Langkah ini diambil Hanafi menyusul adanya laporan mengenai pergantian perangkat desa yang diduga tidak sinkron dengan prosedur hukum yang berlaku. Sebagai ahli hukum pemerintahan, Hanafi memandang bahwa setiap keputusan pejabat publik, termasuk Hukum Tua, harus berdiri di atas asas-asas umum pemerintahan yang baik (AAUPB). Ia menegaskan bahwa pembelaan ini bertujuan untuk memastikan bahwa hak-hak administratif masyarakat tidak tercederai oleh ambisi kekuasaan di tingkat lokal.
“Kami tidak sedang mencari-cari kesalahan, namun kami berdiri sebagai penyeimbang agar hukum tegak. Jika ada perangkat desa yang diberhentikan tanpa mekanisme Surat Peringatan (SP) yang sah sebagaimana diatur dalam Perbup Minut Nomor 9 Tahun 2015, maka itu adalah bentuk dugaan kesewenang-wenangan yang harus dikoreksi secara hukum,” tegas Hanafi kepada awak media, Minggu (3/5/2026).
Hanafi, yang memiliki rekam jejak memenangi tiga perkara dalam satu hari, menekankan pentingnya menghormati Asas Praduga Tak Bersalah. Meski laporan telah dilayangkan ke berbagai instansi seperti Ombudsman dan Inspektorat, Dia menyatakan bahwa status Hukum Tua saat ini masih sebagai pihak terlapor atas dugaan maladministrasi. Proses hukum dan investigasi internal dari pemerintah kabupaten tetap harus dihormati hingga muncul keputusan tetap.
Namun, Hanafi mengingatkan bahwa tim hukumnya telah memetakan potensi pelanggaran yang bisa berujung pada gugatan berlapis. Selain sengketa tata usaha negara (PTUN) untuk membatalkan SK pelantikan baru, Hanafi juga mencium adanya potensi pelanggaran perdata berupa Perbuatan Melawan Hukum (PMH).
“Kami siap menguji ini di pengadilan jika langkah mediasi dan evaluasi administratif oleh Bupati tidak membuahkan hasil yang adil,” tambahnya.

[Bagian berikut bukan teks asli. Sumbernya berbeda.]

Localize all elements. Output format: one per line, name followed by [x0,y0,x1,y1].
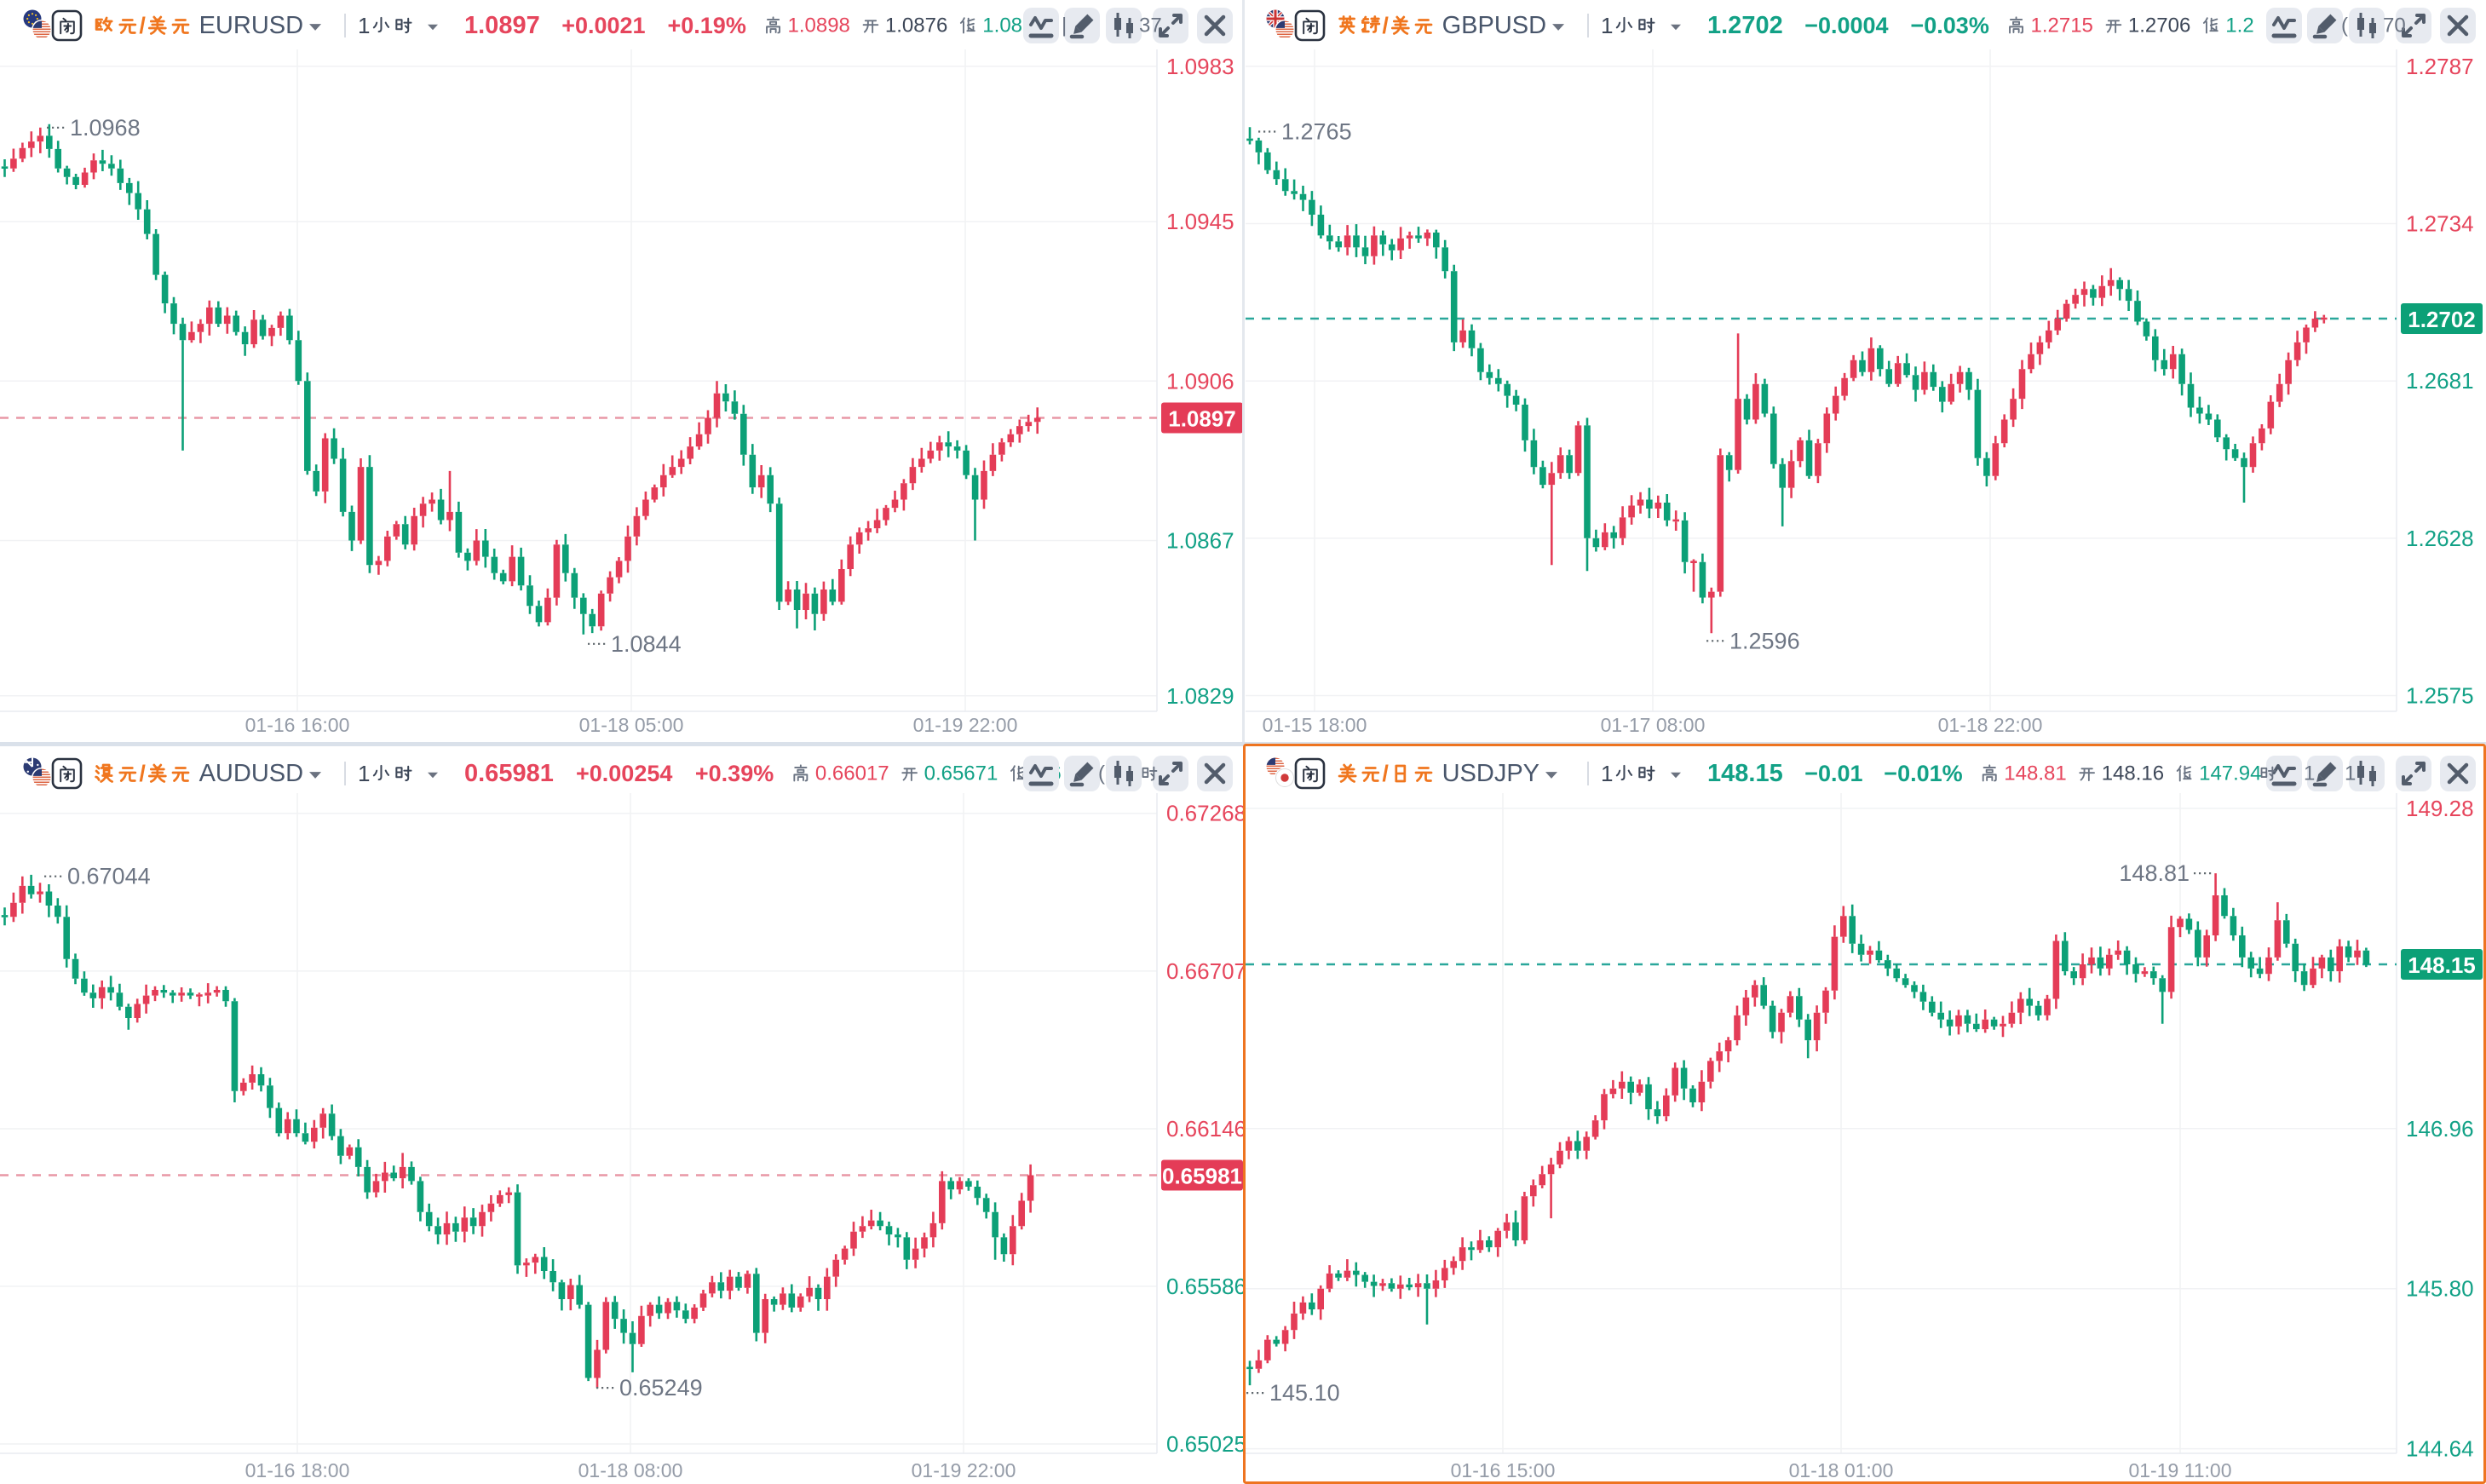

Dalam konteks perlindungan hak masyarakat, Hanafi juga menyoroti transparansi pengelolaan dana desa yang diduga luput dari pengawasan ketat. Dia mengingatkan bahwa uang yang dikelola di tingkat desa adalah uang rakyat yang pertanggungjawabannya tidak boleh dimain-mainkan. Komitmennya untuk mendampingi warga Wori disebut sebagai bentuk pengabdian.
“Ini bukan sekadar soal siapa yang menjabat, tapi soal kepastian hukum. Masyarakat Desa Wori berhak mendapatkan pemimpin yang taat asas. Jika ada indikasi manipulasi data atau prosedur yang dipaksakan, kami akan kawal hingga ke ranah pidana jika diperlukan. Intinya, penegakan hukum harus murni dan konsekuen,” ujar Hanafi dengan nada tajam khas pengacara petarung.

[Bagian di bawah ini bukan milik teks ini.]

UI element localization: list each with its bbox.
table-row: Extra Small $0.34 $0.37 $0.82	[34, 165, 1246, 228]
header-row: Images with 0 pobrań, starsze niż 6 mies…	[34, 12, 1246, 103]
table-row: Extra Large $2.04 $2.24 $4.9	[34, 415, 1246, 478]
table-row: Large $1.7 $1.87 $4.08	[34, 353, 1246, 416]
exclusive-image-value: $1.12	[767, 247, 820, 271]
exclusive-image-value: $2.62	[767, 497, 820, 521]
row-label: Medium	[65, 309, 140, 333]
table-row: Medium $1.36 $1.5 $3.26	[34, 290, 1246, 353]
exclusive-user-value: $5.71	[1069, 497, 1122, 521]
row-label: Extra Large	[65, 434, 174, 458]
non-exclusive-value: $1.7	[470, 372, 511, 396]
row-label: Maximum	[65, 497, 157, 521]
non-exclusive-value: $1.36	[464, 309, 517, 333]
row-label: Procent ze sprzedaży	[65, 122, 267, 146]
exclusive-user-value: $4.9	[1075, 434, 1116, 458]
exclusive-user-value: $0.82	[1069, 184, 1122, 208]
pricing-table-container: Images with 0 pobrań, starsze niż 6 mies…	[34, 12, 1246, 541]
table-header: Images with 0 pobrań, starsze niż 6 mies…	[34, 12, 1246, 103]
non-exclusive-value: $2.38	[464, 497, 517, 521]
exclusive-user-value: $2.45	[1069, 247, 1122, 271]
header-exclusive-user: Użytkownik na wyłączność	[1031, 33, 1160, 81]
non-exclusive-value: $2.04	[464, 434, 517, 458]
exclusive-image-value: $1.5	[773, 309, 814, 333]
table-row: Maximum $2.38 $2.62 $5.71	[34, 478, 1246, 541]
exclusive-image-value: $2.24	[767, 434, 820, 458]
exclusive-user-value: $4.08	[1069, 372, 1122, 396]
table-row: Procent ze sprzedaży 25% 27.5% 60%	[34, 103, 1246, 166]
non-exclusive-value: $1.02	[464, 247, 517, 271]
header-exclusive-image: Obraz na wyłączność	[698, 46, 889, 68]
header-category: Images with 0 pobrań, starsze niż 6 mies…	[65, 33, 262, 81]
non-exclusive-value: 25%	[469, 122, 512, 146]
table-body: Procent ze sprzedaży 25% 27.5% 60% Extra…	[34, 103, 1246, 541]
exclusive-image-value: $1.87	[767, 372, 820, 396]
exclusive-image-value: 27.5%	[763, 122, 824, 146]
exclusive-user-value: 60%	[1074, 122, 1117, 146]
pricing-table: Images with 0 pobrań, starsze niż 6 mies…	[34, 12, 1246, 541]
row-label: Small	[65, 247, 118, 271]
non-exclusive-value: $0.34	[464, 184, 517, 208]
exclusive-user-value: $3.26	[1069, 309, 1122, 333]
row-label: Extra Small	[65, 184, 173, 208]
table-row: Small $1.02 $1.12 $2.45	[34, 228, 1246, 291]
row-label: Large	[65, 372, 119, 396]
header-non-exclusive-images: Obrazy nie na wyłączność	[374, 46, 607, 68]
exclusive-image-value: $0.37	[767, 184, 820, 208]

Di sisi lain, Hanafi tetap membuka ruang komunikasi dan berharap Bupati Minahasa Utara, Joune Ganda, dapat bertindak sebagai wasit yang bijaksana.
Pengacara kondang ini meyakini Bupati memiliki integritas untuk mengevaluasi bawahannya yang diduga bermasalah demi menjaga marwah Pemerintah Kabupaten Minahasa Utara secara keseluruhan. Pembiaran terhadap friksi hukum di desa, menurutnya, hanya akan menjadi beban politik bagi pimpinan daerah.

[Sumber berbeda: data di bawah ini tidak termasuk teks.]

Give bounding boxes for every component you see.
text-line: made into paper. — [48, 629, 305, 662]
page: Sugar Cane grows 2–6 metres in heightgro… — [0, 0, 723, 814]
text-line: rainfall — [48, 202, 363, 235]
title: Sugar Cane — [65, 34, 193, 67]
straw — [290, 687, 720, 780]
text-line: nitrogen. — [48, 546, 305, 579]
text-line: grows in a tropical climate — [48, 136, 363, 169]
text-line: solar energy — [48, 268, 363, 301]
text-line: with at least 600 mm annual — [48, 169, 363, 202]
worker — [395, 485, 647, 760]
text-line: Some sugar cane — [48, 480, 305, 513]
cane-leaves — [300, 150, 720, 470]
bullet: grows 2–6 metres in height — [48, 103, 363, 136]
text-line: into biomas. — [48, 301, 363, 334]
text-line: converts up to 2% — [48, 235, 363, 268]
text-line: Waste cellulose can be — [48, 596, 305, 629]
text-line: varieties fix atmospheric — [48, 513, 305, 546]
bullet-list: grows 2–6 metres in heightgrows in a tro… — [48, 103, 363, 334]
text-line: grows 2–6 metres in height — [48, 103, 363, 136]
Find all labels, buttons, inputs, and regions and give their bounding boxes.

Menutup pernyataannya, Hanafi menegaskan bahwa kesiapannya membela warga Wori adalah pesan bagi seluruh pejabat desa agar tidak mengelola desa seolah milik pribadi. “Jangan manjakan pejabat yang gemar menabrak aturan. Demi keadilan dan supremasi hukum di Desa Wori, kami tidak akan mundur selangkah pun. Sikat oknum yang bermain-main dengan hak rakyat,” pungkasnya.